Today my research colleague Mr Dulip (From Cambridge) has sent me the steps of Information Retrieval process in brief. I was excited with it and then decided to follow those steps soon with my collected texts. Reply him with lot of thanks and promised him to send dome results soon.

Tuesday, September 18, 2007

Met the Supervisor and Change the Direction – 18th September 2007

Today I met my supervisor, Dr Ruvan Weerasinghe and we discussed the possible paths to carry out my research. We discussed the possibilities of implementing Banko’s approach which he described on his paper, “Headline Generation Based on Statistical Translation” (Banko, M., Mittal, V.O., and Witbrock, M.J. 2000).
Then due to lack of pre summarized text for the training, we decided to model an extractor, which can extract summaries from a source. It was decided to use basic surface level approaches to rank the sentences and weight them. Then the summary will be evaluated using the question answering approach. So first I need to find set of data and made questions from those by humans. Then the summary can be evaluated using that data.
Dr Ruvan gave me the book, “Text Mining Application Programming” by Manu Konchady and I read two chapters of it which explained the methods of information extraction and Summarization.

Friday, June 29, 2007

Submitted the half year progress report – 29th June 2007

Today I filled Half Yearly Progress Report of MPhil Research with including my current status of research and got signed by Dr Ruvan (The Supervisor) and submitted to the administration division.

Under “Work plan for the next six months period” category,
I mentioned the following
“It is hope to apply the Headline Generation techniques which was discussed at “Headline Generation Based on Statistical Translation”, Banko, M., Mittal, V.O., and Witbrock, M.J. 2000, to Sinhala and evaluate the results accordingly.”

I changed the topic as “Head Line Generator for Sinhala”, since Automatic Text Summarization is a more general concept and gave the expected date of submission as November 2007.

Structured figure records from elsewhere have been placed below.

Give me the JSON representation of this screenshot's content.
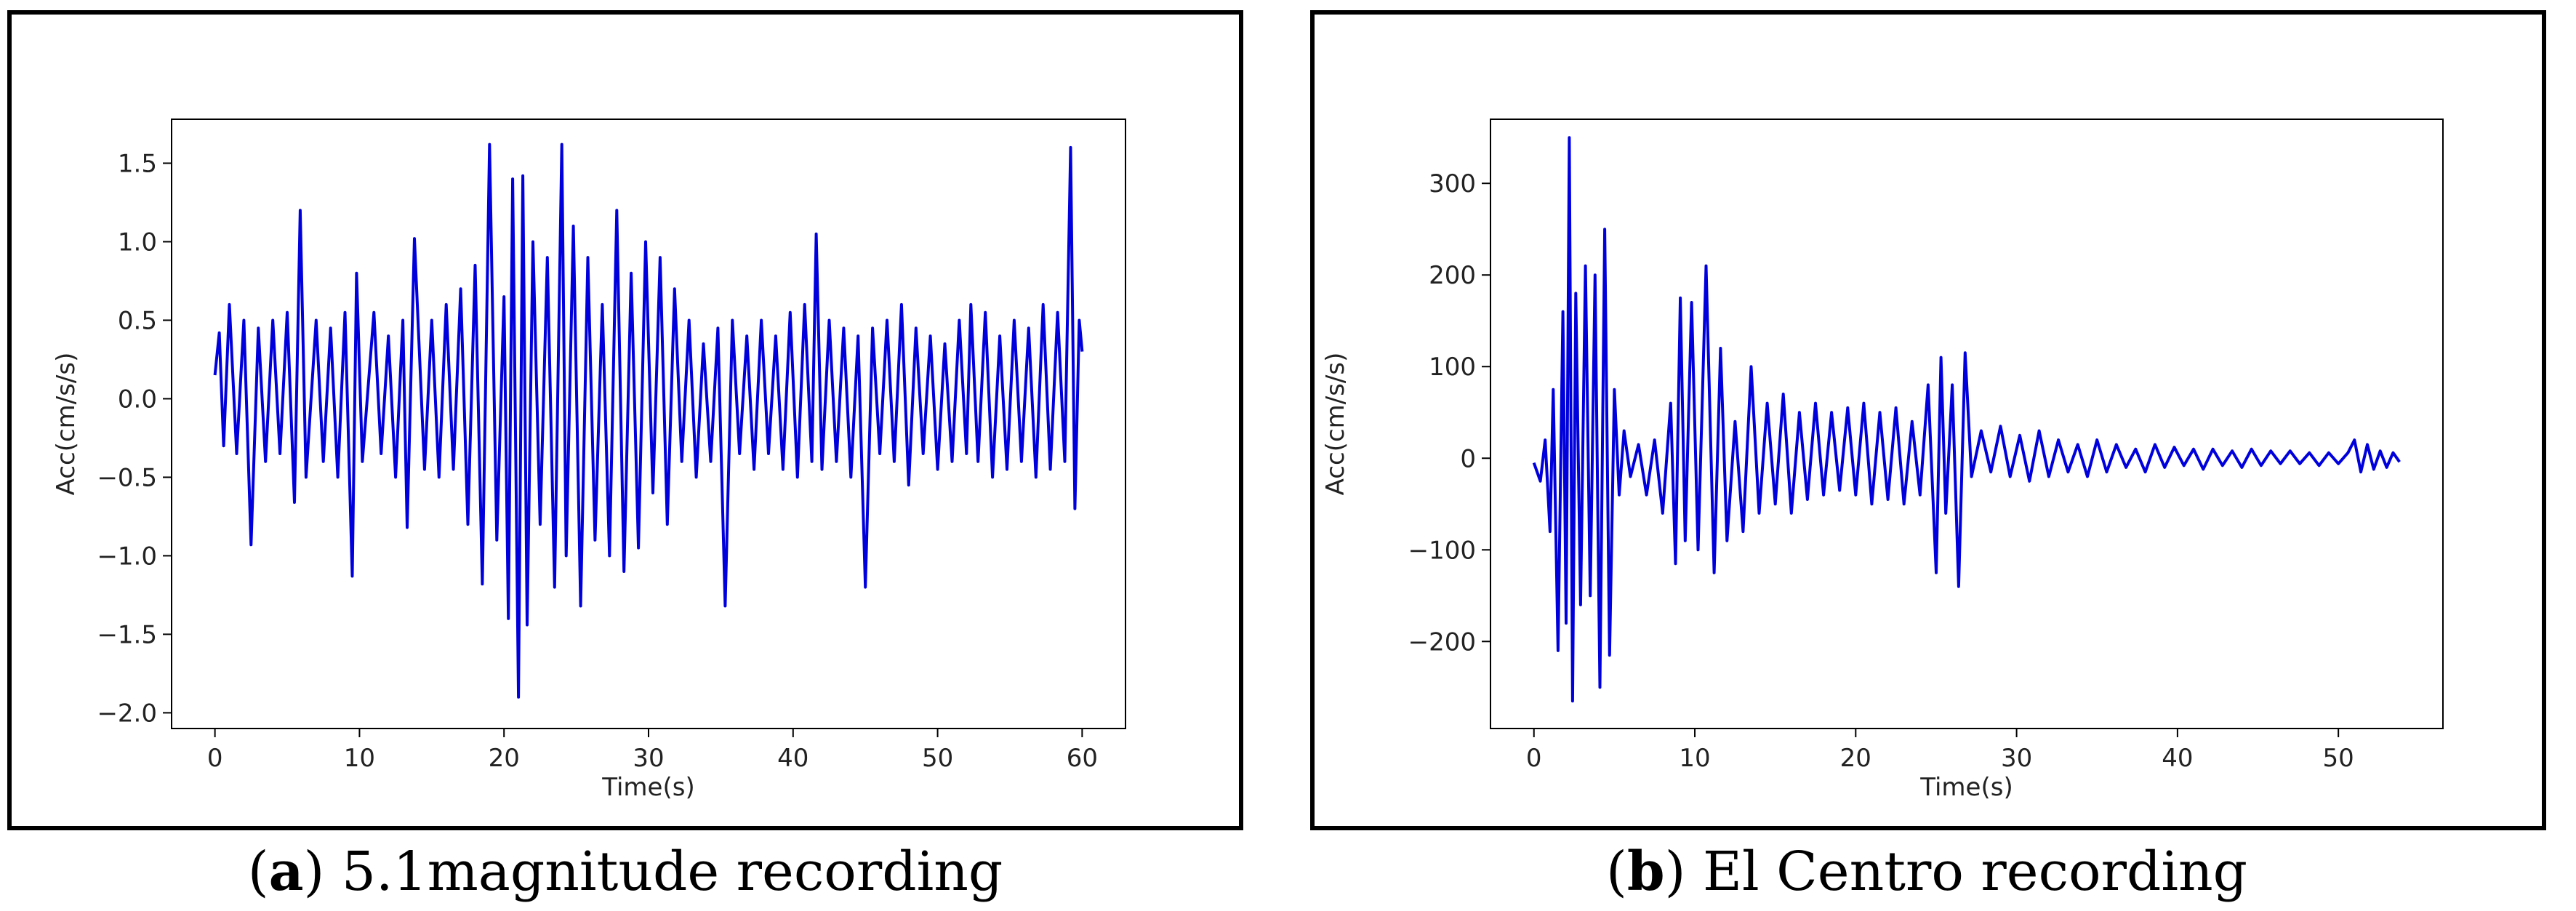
{
  "chart_data": [
    {
      "type": "line",
      "title": "",
      "xlabel": "Time(s)",
      "ylabel": "Acc(cm/s/s)",
      "xlim": [
        -3,
        63
      ],
      "ylim": [
        -2.1,
        1.78
      ],
      "xticks": [
        0,
        10,
        20,
        30,
        40,
        50,
        60
      ],
      "yticks": [
        -2.0,
        -1.5,
        -1.0,
        -0.5,
        0.0,
        0.5,
        1.0,
        1.5
      ],
      "ytick_labels": [
        "−2.0",
        "−1.5",
        "−1.0",
        "−0.5",
        "0.0",
        "0.5",
        "1.0",
        "1.5"
      ],
      "xtick_labels": [
        "0",
        "10",
        "20",
        "30",
        "40",
        "50",
        "60"
      ],
      "grid": false,
      "series": [
        {
          "color": "#0000dd",
          "x": [
            0,
            0.3,
            0.6,
            1.0,
            1.5,
            2.0,
            2.5,
            3.0,
            3.5,
            4.0,
            4.5,
            5.0,
            5.5,
            5.9,
            6.3,
            7.0,
            7.5,
            8.0,
            8.5,
            9.0,
            9.5,
            9.8,
            10.2,
            11.0,
            11.5,
            12.0,
            12.5,
            13.0,
            13.3,
            13.8,
            14.5,
            15.0,
            15.5,
            16.0,
            16.5,
            17.0,
            17.5,
            18.0,
            18.5,
            19.0,
            19.5,
            20.0,
            20.3,
            20.6,
            21.0,
            21.3,
            21.6,
            22.0,
            22.5,
            23.0,
            23.5,
            24.0,
            24.3,
            24.8,
            25.3,
            25.8,
            26.3,
            26.8,
            27.3,
            27.8,
            28.3,
            28.8,
            29.3,
            29.8,
            30.3,
            30.8,
            31.3,
            31.8,
            32.3,
            32.8,
            33.3,
            33.8,
            34.3,
            34.8,
            35.3,
            35.8,
            36.3,
            36.8,
            37.3,
            37.8,
            38.3,
            38.8,
            39.3,
            39.8,
            40.3,
            40.8,
            41.3,
            41.6,
            42.0,
            42.5,
            43.0,
            43.5,
            44.0,
            44.5,
            45.0,
            45.5,
            46.0,
            46.5,
            47.0,
            47.5,
            48.0,
            48.5,
            49.0,
            49.5,
            50.0,
            50.5,
            51.0,
            51.5,
            52.0,
            52.3,
            52.8,
            53.3,
            53.8,
            54.3,
            54.8,
            55.3,
            55.8,
            56.3,
            56.8,
            57.3,
            57.8,
            58.3,
            58.8,
            59.2,
            59.5,
            59.8,
            60.0
          ],
          "values": [
            0.15,
            0.42,
            -0.3,
            0.6,
            -0.35,
            0.5,
            -0.93,
            0.45,
            -0.4,
            0.5,
            -0.35,
            0.55,
            -0.66,
            1.2,
            -0.5,
            0.5,
            -0.4,
            0.45,
            -0.5,
            0.55,
            -1.13,
            0.8,
            -0.4,
            0.55,
            -0.35,
            0.4,
            -0.5,
            0.5,
            -0.82,
            1.02,
            -0.45,
            0.5,
            -0.5,
            0.6,
            -0.45,
            0.7,
            -0.8,
            0.85,
            -1.18,
            1.62,
            -0.9,
            0.65,
            -1.4,
            1.4,
            -1.9,
            1.42,
            -1.44,
            1.0,
            -0.8,
            0.9,
            -1.2,
            1.62,
            -1.0,
            1.1,
            -1.32,
            0.9,
            -0.9,
            0.6,
            -1.0,
            1.2,
            -1.1,
            0.8,
            -0.95,
            1.0,
            -0.6,
            0.9,
            -0.8,
            0.7,
            -0.4,
            0.5,
            -0.5,
            0.35,
            -0.4,
            0.45,
            -1.32,
            0.5,
            -0.35,
            0.4,
            -0.45,
            0.5,
            -0.35,
            0.4,
            -0.45,
            0.55,
            -0.5,
            0.6,
            -0.4,
            1.05,
            -0.45,
            0.5,
            -0.4,
            0.45,
            -0.5,
            0.4,
            -1.2,
            0.45,
            -0.35,
            0.5,
            -0.4,
            0.6,
            -0.55,
            0.45,
            -0.35,
            0.4,
            -0.45,
            0.35,
            -0.4,
            0.5,
            -0.35,
            0.6,
            -0.4,
            0.55,
            -0.5,
            0.4,
            -0.45,
            0.5,
            -0.4,
            0.45,
            -0.5,
            0.6,
            -0.45,
            0.55,
            -0.4,
            1.6,
            -0.7,
            0.5,
            0.3
          ]
        }
      ]
    },
    {
      "type": "line",
      "title": "",
      "xlabel": "Time(s)",
      "ylabel": "Acc(cm/s/s)",
      "xlim": [
        -2.7,
        56.5
      ],
      "ylim": [
        -295,
        370
      ],
      "xticks": [
        0,
        10,
        20,
        30,
        40,
        50
      ],
      "yticks": [
        -200,
        -100,
        0,
        100,
        200,
        300
      ],
      "ytick_labels": [
        "−200",
        "−100",
        "0",
        "100",
        "200",
        "300"
      ],
      "xtick_labels": [
        "0",
        "10",
        "20",
        "30",
        "40",
        "50"
      ],
      "grid": false,
      "series": [
        {
          "color": "#0000dd",
          "x": [
            0,
            0.4,
            0.7,
            1.0,
            1.2,
            1.5,
            1.8,
            2.0,
            2.2,
            2.4,
            2.6,
            2.9,
            3.2,
            3.5,
            3.8,
            4.1,
            4.4,
            4.7,
            5.0,
            5.3,
            5.6,
            6.0,
            6.5,
            7.0,
            7.5,
            8.0,
            8.5,
            8.8,
            9.1,
            9.4,
            9.8,
            10.2,
            10.7,
            11.2,
            11.6,
            12.0,
            12.5,
            13.0,
            13.5,
            14.0,
            14.5,
            15.0,
            15.5,
            16.0,
            16.5,
            17.0,
            17.5,
            18.0,
            18.5,
            19.0,
            19.5,
            20.0,
            20.5,
            21.0,
            21.5,
            22.0,
            22.5,
            23.0,
            23.5,
            24.0,
            24.5,
            25.0,
            25.3,
            25.6,
            26.0,
            26.4,
            26.8,
            27.2,
            27.8,
            28.4,
            29.0,
            29.6,
            30.2,
            30.8,
            31.4,
            32.0,
            32.6,
            33.2,
            33.8,
            34.4,
            35.0,
            35.6,
            36.2,
            36.8,
            37.4,
            38.0,
            38.6,
            39.2,
            39.8,
            40.4,
            41.0,
            41.6,
            42.2,
            42.8,
            43.4,
            44.0,
            44.6,
            45.2,
            45.8,
            46.4,
            47.0,
            47.6,
            48.2,
            48.8,
            49.4,
            50.0,
            50.6,
            51.0,
            51.4,
            51.8,
            52.2,
            52.6,
            53.0,
            53.4,
            53.8
          ],
          "values": [
            -5,
            -25,
            20,
            -80,
            75,
            -210,
            160,
            -180,
            350,
            -265,
            180,
            -160,
            210,
            -150,
            200,
            -250,
            250,
            -215,
            75,
            -40,
            30,
            -20,
            15,
            -40,
            20,
            -60,
            60,
            -115,
            175,
            -90,
            170,
            -100,
            210,
            -125,
            120,
            -90,
            40,
            -80,
            100,
            -60,
            60,
            -50,
            70,
            -60,
            50,
            -45,
            60,
            -40,
            50,
            -35,
            55,
            -40,
            60,
            -50,
            50,
            -45,
            55,
            -50,
            40,
            -40,
            80,
            -125,
            110,
            -60,
            80,
            -140,
            115,
            -20,
            30,
            -15,
            35,
            -20,
            25,
            -25,
            30,
            -20,
            20,
            -15,
            15,
            -20,
            20,
            -15,
            15,
            -10,
            10,
            -15,
            15,
            -10,
            12,
            -8,
            10,
            -12,
            10,
            -8,
            8,
            -10,
            10,
            -8,
            8,
            -6,
            8,
            -6,
            6,
            -8,
            6,
            -6,
            6,
            20,
            -15,
            15,
            -12,
            8,
            -10,
            6,
            -4
          ]
        }
      ]
    }
  ],
  "captions": [
    {
      "letter": "a",
      "text": ") 5.1magnitude recording"
    },
    {
      "letter": "b",
      "text": ") El Centro recording"
    }
  ]
}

My supervisor asked me to do some publications since it is very important to my future carrier.

Sunday, May 13, 2007

Prologue - 14th May 2007

Hi all,
I am doing a research for “Automatic Text Summarization for Sinhala” under field of Natural Language Processing. I have registered as an MPhil student at University of Colombo School of Computing, Colombo Sri Lanka.
I created this blog today to note down my ideas and problems which can be occurred while I am reading for my research!